Rhubarb is a brilliant ingredient to cook with - tart and sweet, it works incredibly in cakes, desserts, preserves, and even on savoury dishes.
When is rhubarb season in the UK?
Rhubarb season begins around April and tends to finish in July, meaning you get plenty of time to use it. In fact, rhubarb season can begin as early as January thanks to 'forced' rhubarb, the name given to the process of growing rhubarb in dark sheds to prevent light from reaching the plant.
How do you cook rhubarb?
There are plenty of ways to cook rhubarb, but the most common are poaching and stewing, as well as roasting or even pickling. Slow-cooking rhubarb is particularly great, making it soft and juicy.
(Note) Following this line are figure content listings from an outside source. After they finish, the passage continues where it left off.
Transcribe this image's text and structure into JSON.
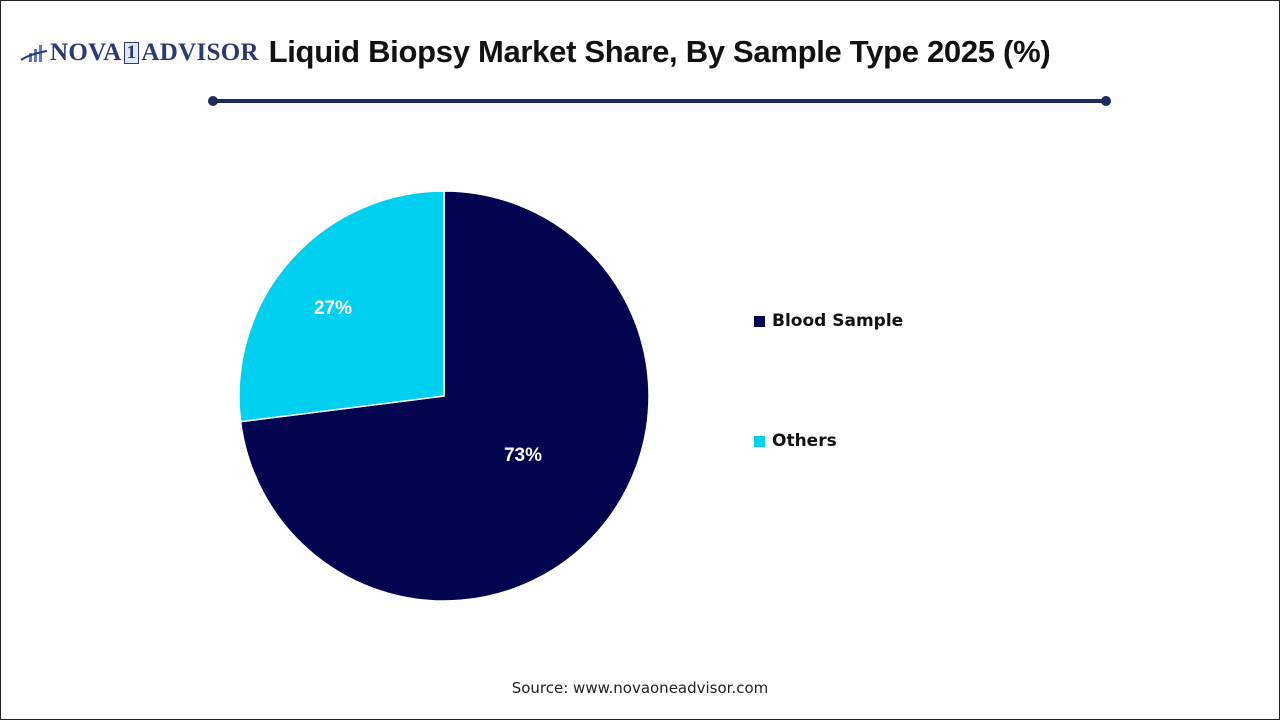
{
  "brand": {
    "logo_text_left": "NOVA",
    "logo_text_one": "1",
    "logo_text_right": "ADVISOR",
    "logo_icon": "bar-chart-swoosh-icon",
    "color": "#2b3a73"
  },
  "header": {
    "title": "Liquid Biopsy Market Share, By Sample Type 2025 (%)",
    "rule_color": "#1f2a5c"
  },
  "chart_data": {
    "type": "pie",
    "title": "Liquid Biopsy Market Share, By Sample Type 2025 (%)",
    "categories": [
      "Blood Sample",
      "Others"
    ],
    "values": [
      73,
      27
    ],
    "unit": "%",
    "data_labels": [
      "73%",
      "27%"
    ],
    "colors": [
      "#03044f",
      "#00d0f0"
    ],
    "start_angle_deg": 0,
    "direction": "clockwise",
    "legend_position": "right"
  },
  "legend": {
    "items": [
      {
        "label": "Blood Sample",
        "color": "#03044f"
      },
      {
        "label": "Others",
        "color": "#00d0f0"
      }
    ]
  },
  "footer": {
    "source": "Source: www.novaoneadvisor.com"
  }
}
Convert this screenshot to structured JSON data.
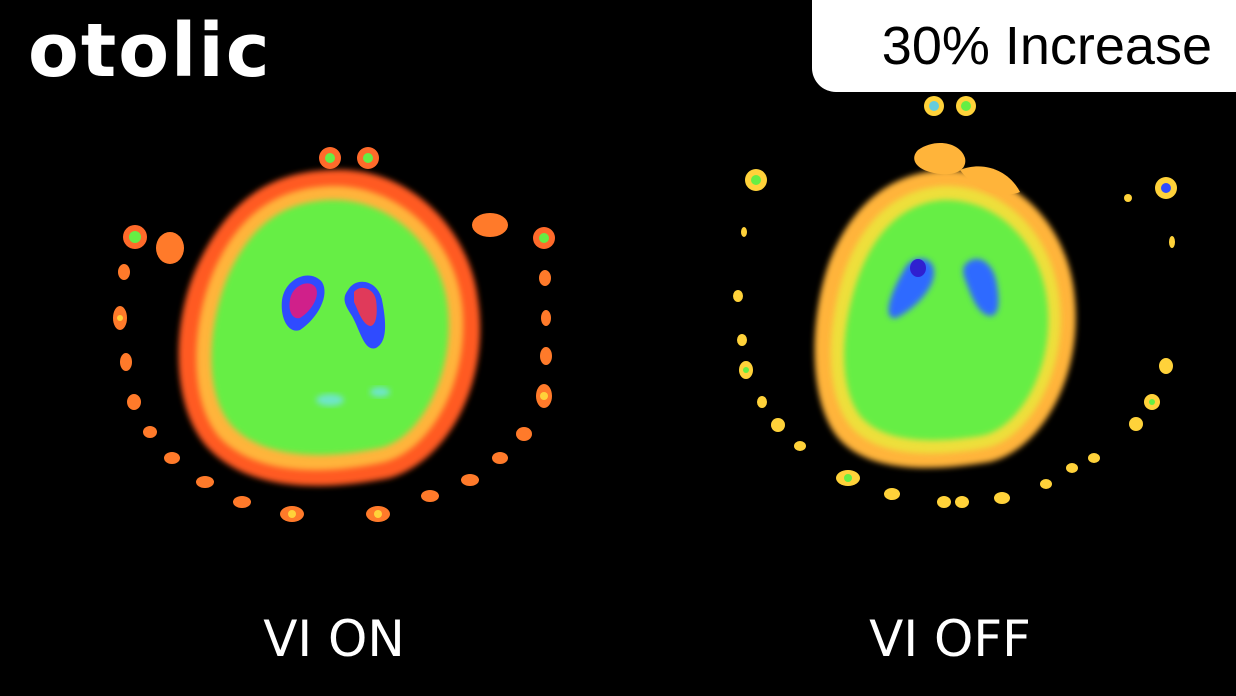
{
  "brand": {
    "name": "otolic"
  },
  "badge": {
    "text": "30% Increase"
  },
  "panels": [
    {
      "label": "VI ON"
    },
    {
      "label": "VI OFF"
    }
  ],
  "colors": {
    "background": "#000000",
    "badge_bg": "#ffffff",
    "scan_green": "#66ee44",
    "scan_orange": "#ff6a2a",
    "scan_yellow": "#ffd23a",
    "scan_blue": "#2f4bff",
    "scan_magenta": "#d0208a"
  }
}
If you're eating forced rhubarb, it's naturally, beautifully sweet. Otherwise, rhubarb is known to be quite tart, that's why it often needs a sweet companion like sugar or honey.
Is rhubarb a fruit?
Technically, rhubarb is a vegetable... yep! But it's understandable it's seen as fruit, especially as it's most commonly cooked with sweet treats and desserts.
How to freeze rhubarb:
To freeze rhubarb, discard leaves and trim the rhubarb stalks, before cutting into 2.5cm pieces. If you don't care about them sticking together just bung them straight into a freezer-proof bag and store them for up to three months. If you want them as separate pieces. Freeze them on a baking tray first, before transferring them to a bag.
How to grow rhubarb:
Rhubarb likes free-draining, super fertile soil (think lots of manure!). They also need plenty of space to grow, and regular watering during dry periods.